Annual share scheme returns for the year ended 5 April 2017 must be filed online by 6 July 2017.
Any returns not filed yet in respect of the year ended 5 April 2016 must be filed as soon as possible as automatic late filing penalties are now charged and will be accruing. This is a significant departure from HMRC’s previous position where penalties, or the threat of penalties, was seen by HMRC as a last resort."
HMRC no longer issue prior approvals for Company Share Option Plans ("CSOP"), Save As You Earn ("SAYE") and Share Incentive Plan ("SIP") schemes. This has been replaced by the online registration of such schemes. The deadline for such registration is 6 July following the year to 5 April in which the scheme was first implemented. If the scheme is not registered online by this deadline, all or some of its tax advantages will be lost. As part of the online registration of such schemes, there is a requirement to self-certify that tax advantaged schemes meet the requirements of the appropriate legislation.

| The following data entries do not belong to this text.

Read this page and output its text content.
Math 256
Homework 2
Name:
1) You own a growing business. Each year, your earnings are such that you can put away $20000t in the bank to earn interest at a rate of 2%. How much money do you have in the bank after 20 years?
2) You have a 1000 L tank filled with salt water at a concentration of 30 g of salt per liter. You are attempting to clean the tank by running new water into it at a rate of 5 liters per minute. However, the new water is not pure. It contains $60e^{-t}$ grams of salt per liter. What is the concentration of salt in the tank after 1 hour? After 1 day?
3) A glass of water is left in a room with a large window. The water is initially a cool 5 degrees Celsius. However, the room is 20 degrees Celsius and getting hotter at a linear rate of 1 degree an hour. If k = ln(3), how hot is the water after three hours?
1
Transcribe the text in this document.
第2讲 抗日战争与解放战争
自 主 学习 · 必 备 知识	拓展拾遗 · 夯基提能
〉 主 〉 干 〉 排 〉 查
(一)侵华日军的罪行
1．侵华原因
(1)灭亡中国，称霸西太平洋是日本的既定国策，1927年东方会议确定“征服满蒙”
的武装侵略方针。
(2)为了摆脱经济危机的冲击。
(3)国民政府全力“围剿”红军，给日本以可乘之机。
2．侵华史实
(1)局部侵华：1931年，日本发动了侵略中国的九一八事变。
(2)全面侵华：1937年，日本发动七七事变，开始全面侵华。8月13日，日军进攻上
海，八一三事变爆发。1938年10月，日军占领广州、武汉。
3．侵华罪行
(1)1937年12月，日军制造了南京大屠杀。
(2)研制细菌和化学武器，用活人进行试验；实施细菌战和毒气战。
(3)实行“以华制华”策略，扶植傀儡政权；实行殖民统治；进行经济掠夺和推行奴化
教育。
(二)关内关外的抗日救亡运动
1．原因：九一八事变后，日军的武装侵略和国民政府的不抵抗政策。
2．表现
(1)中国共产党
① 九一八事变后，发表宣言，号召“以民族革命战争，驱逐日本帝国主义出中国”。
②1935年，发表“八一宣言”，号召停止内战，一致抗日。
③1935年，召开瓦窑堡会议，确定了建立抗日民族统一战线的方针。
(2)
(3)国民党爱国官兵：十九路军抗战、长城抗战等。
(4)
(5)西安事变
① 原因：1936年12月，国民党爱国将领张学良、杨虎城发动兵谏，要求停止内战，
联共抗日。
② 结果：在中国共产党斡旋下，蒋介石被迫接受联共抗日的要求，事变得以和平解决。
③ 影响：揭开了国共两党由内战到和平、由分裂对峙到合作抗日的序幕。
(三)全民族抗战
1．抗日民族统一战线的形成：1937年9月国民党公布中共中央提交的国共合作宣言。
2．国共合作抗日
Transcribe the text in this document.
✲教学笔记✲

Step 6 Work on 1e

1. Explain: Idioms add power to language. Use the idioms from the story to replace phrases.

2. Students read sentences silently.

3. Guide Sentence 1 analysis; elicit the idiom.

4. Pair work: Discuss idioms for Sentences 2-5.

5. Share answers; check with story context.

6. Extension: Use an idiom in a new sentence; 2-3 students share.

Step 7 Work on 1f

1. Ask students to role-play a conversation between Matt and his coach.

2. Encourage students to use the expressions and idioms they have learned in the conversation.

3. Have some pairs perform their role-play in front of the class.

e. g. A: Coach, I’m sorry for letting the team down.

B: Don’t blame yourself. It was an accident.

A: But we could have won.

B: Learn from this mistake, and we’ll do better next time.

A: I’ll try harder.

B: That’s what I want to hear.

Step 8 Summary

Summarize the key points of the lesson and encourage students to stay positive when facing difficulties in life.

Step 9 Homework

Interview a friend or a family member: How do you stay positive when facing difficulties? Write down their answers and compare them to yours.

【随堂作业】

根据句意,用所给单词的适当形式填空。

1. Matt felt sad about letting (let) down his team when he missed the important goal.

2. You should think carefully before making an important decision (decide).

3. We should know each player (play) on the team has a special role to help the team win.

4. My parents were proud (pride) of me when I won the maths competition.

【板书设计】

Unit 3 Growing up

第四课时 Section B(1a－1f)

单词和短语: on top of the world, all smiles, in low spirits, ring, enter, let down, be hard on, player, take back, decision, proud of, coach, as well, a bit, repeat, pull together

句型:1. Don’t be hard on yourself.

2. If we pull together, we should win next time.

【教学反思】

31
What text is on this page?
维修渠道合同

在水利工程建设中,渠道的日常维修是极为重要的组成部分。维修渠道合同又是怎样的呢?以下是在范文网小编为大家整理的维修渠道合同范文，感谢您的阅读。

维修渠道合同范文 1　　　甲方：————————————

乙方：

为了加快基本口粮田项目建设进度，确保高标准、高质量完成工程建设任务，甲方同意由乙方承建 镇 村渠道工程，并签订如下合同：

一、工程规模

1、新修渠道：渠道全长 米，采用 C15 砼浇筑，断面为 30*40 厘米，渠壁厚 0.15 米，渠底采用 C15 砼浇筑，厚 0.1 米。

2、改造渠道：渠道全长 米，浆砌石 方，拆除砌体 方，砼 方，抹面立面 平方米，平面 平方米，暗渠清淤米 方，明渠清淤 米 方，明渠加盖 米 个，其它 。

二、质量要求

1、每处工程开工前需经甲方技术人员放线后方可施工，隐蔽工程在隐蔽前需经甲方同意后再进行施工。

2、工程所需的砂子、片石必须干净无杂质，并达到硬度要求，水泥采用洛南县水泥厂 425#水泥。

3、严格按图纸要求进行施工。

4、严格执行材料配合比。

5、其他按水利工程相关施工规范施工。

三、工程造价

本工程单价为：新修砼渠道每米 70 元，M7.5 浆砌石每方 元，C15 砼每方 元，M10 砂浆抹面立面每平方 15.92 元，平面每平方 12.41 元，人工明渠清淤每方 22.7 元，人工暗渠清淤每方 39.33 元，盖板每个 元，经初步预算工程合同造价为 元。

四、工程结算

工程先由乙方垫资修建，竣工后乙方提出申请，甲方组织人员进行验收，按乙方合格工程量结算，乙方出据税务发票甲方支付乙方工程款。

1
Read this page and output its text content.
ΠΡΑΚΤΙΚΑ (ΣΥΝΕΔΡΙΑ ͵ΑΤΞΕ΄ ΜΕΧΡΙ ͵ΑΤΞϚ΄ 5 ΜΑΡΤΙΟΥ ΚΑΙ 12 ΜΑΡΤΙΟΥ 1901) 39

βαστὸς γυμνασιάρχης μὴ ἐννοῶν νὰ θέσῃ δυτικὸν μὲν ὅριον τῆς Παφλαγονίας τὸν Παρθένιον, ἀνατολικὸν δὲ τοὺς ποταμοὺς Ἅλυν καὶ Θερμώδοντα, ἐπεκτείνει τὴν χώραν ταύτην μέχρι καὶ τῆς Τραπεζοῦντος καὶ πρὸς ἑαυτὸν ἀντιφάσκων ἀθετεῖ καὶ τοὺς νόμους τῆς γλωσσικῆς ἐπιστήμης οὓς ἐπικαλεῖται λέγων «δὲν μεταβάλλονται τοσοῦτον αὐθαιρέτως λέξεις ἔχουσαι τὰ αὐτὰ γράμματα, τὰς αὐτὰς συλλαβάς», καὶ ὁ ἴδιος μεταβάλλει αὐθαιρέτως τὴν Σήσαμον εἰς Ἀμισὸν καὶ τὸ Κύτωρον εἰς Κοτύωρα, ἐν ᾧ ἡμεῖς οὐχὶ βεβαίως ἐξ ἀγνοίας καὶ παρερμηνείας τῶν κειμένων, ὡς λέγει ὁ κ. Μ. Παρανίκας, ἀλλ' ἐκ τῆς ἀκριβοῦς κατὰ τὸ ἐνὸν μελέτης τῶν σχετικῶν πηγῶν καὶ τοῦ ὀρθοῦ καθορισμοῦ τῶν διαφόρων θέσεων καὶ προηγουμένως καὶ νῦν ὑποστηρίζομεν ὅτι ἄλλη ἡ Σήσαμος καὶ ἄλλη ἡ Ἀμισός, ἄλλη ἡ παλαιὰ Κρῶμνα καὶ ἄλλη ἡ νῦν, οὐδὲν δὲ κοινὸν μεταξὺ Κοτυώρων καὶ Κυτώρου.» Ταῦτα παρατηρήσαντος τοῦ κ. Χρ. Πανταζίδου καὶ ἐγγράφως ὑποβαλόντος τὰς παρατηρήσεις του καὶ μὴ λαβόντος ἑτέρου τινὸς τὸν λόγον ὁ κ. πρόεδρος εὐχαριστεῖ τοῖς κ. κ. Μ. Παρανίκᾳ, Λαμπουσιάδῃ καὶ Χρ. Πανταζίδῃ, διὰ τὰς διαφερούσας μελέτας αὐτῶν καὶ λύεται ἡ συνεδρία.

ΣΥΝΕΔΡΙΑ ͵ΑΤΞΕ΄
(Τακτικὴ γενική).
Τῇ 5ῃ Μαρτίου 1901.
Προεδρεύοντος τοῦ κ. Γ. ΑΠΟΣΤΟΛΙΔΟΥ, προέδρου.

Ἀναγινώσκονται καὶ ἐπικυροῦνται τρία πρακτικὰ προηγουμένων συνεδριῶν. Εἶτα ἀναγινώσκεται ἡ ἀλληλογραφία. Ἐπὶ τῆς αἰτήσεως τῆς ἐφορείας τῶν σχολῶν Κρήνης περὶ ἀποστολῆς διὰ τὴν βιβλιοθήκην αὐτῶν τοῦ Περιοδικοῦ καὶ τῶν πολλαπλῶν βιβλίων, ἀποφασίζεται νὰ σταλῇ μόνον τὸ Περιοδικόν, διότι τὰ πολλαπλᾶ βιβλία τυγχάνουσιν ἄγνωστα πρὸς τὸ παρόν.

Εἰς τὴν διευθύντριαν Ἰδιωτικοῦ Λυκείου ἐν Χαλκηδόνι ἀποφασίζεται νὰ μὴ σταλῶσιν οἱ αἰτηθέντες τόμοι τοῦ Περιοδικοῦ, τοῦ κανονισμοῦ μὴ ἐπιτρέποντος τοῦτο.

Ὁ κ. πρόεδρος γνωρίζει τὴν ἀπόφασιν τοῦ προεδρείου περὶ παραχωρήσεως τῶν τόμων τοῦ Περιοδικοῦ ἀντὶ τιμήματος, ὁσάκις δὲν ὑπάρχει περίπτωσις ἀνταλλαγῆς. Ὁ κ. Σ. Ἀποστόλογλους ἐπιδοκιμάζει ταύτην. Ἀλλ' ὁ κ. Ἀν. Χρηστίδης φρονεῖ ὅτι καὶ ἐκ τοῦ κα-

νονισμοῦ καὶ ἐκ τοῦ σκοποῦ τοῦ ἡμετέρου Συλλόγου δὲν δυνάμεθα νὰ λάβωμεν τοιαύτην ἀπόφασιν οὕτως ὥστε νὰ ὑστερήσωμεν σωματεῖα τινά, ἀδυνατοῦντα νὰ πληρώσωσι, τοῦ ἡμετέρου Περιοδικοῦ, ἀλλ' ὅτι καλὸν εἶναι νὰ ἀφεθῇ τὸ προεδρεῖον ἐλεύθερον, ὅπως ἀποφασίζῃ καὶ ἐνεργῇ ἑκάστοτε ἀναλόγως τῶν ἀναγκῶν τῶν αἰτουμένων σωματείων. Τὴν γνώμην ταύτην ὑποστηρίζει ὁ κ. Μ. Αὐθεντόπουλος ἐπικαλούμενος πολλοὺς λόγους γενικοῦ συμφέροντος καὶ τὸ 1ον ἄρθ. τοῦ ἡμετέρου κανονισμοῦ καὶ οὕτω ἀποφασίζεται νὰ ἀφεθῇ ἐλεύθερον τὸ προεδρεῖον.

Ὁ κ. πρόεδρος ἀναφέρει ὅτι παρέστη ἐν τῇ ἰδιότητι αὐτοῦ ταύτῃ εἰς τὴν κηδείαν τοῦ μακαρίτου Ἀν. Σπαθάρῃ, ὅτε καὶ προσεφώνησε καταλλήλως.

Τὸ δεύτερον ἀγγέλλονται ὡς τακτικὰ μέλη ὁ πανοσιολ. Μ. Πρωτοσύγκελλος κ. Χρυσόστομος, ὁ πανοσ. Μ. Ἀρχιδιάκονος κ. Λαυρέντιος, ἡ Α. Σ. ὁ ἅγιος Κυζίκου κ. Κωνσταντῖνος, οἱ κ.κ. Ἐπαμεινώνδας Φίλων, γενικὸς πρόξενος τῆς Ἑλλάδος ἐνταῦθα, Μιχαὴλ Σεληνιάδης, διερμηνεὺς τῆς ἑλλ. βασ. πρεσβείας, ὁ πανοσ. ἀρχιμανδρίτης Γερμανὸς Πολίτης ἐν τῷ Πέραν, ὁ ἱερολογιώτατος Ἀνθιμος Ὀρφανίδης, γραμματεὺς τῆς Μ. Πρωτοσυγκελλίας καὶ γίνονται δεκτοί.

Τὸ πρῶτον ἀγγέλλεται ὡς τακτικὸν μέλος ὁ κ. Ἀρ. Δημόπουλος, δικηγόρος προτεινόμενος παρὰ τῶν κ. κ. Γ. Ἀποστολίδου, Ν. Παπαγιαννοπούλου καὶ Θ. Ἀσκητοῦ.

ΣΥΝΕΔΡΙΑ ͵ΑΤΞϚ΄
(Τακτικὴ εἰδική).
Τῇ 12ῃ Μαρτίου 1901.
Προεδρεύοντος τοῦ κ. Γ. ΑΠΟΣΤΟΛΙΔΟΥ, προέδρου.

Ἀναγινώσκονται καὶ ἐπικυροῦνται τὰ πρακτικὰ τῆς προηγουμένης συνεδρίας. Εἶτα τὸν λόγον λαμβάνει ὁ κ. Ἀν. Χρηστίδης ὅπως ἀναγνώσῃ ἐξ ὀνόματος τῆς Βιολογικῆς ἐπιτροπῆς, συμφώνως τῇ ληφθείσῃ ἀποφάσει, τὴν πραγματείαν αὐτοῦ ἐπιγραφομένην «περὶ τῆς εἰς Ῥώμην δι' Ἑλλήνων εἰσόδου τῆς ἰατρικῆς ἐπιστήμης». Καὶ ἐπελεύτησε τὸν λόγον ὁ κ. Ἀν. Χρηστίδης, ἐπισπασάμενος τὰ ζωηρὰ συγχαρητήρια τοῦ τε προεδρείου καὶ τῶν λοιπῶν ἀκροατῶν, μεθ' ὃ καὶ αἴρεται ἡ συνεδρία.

It is necessary for the reporting of share scheme transactions to be made to HMRC using their Employment Related Securities ("ERS") service. In order to use the ERS online service, employers need to be registered with the Pay As You Earn ("PAYE") online service in their own name, ie not via a payroll agent. It should be noted that registration for the online service, whilst an administrative process, can take several weeks as the process is not as straightforward as it could be.
Consequently, the notification of grants of Enterprise Management Incentives ("EMI") options must be made online within 92 days of grant in order for the options to fall within the EMI scheme. It is no longer possible to file written notifications of grant with HMRC. Before registering the grant of options online, it will, however, be necessary for the EMI scheme to have also been registered with HMRC via the ERS service.
Gender pay gap reporting
From April 2018 employers will be compelled to publish data highlighting the gender pay gap within their organisation. This first report will cover the period to April 2017, and so data collection processes should be put in place now if they don’t already exist.
The gender pay gap is the difference between men and women’s aggregate hourly pay and makes no allowance for the nature of the roles undertaken. Therefore, it is likely that an organisation with junior roles predominantly staffed by one gender and/or senior roles by the other gender will show a significant gender pay gap.
The following changes will be introduced:
- The regulations will apply to employers who employ 250 or more employees.
- Employers are required to publish the figures on the organisation’s website and submit evidence of compliance annually to the government. The published figures must show both the mean and median gender pay gap.
- Employers will also need to calculate and publish three other figures alongside the gender pay gap. These are:
- The gender bonus gap.
- The proportion of men and women receiving a bonus; and
- The proportion of men and women working at each quartile of the organisation’s pay distribution.